何の罪もない山賊さんや奴隷商人さんたちを金銭目的で襲ったりとかね」
「どいて」
私の冗談が利かないほど怒っている。
「嫌だ」
「どうしても通りたいというならば、私を倒してから行くがいい。ふぁっふぁっふぁっ」
一回言ってみたかったんだよね。
教会全体にリストが用意してくれていた結界を展開する。私が倒れない限りは破れないだろう。

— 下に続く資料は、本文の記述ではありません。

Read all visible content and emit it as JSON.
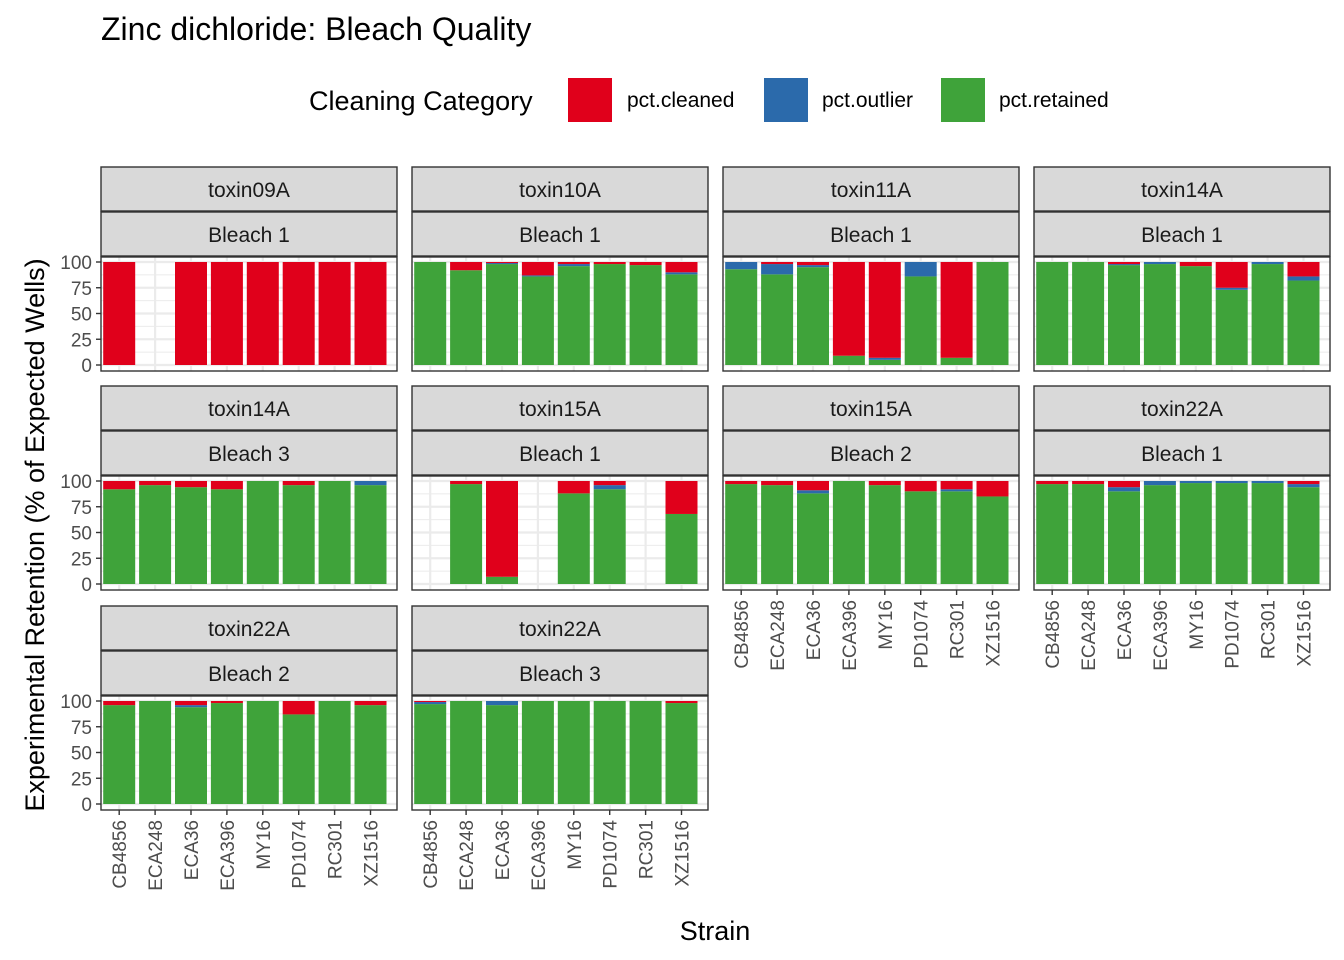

招待客も事態が飲み込めてきたようだ。こちらに視線が集まっている。何人かこちらに向かってくるものもいる。普通の人間相手ならば物の数にもならないがな。
「ほう…それならば手を貸すぞ花婿殿」
え? こいつもしかしてドラゴン?
「全く、結婚式に水を差すなんて無粋な奴もいたものね」
え? なんでヴァンパイアもここにいるの?
「オリア君とアーチ君の門出を邪魔するとは… 覚悟はいいな?」
デュラハンまで…
よく見ると他にも魔物娘が混じっている。まさかのモンスターハウスだ!!
「ありがとう皆…」
「お礼は後だ。さっさとこの賊を倒して、花嫁を助けに行くぞ!」
「…うん! ……例えレイバだとしても本気で行くからね?」
簡易の術式で小さくしていた弓矢と短剣を元に戻し、こちらに向けて構える。
どうやらハッタリでもなく本気のようだ。というか結婚式の時まで持ってきてるのか。
魔物娘たちも一斉に飛び掛ってくる。
「ゆ…勇者舐めるなぁぁぁぁぁぁぁぁ!!!」
想像以上に絶望的な状況である。
ヘルムで顔を隠していて本当によかったと思った。
涙でぐしゃぐしゃですから。
「あ、いっけない。あいつにここが親魔物領だってこと教えてなかったわ」
「うがーー!!は〜な〜せ〜!!」
暴れるオリアを小脇に抱えながら一人呟く。あいつならあの数の魔物くらい大丈夫でしょ。
「放していいのかしら?」
オリアの体を空中に投げ出す。これくらいの意地悪なら許してくれるわよね。
「うわぁぁぁぁ!!!や、やっぱりはなすな!!」
「まったく、ワガママねぇ…」
落下中のオリアを掴まえ元の位置に抱えなおす。
「ワガママじゃないと思うんだけど…」
「それよりもリスト!何のマネだ!いくらお前だからってこれ以上すると怒るぞ!」
「もう怒られようが、恨まれようが自分の欲望に忠実に生きることにしたわ」
「むかしから、欲望に忠実じゃなかったか?」
きょとんとした顔で聞き返された。こいつに悪意が全くないから質が悪い。
「…さらに忠実に生きることにしたのよ」
「それはいいことだ、我慢はよくないからな!」
そうやってにっこりと笑われると罪悪感が半端無いわ…
あんたは嫌いじゃないけど苦手なのよ…
「でも、それとこれって何の関係があるんだ?」
無事家に着くことができた。追っ手が来てないことをみるとうまくやっているみたいだ。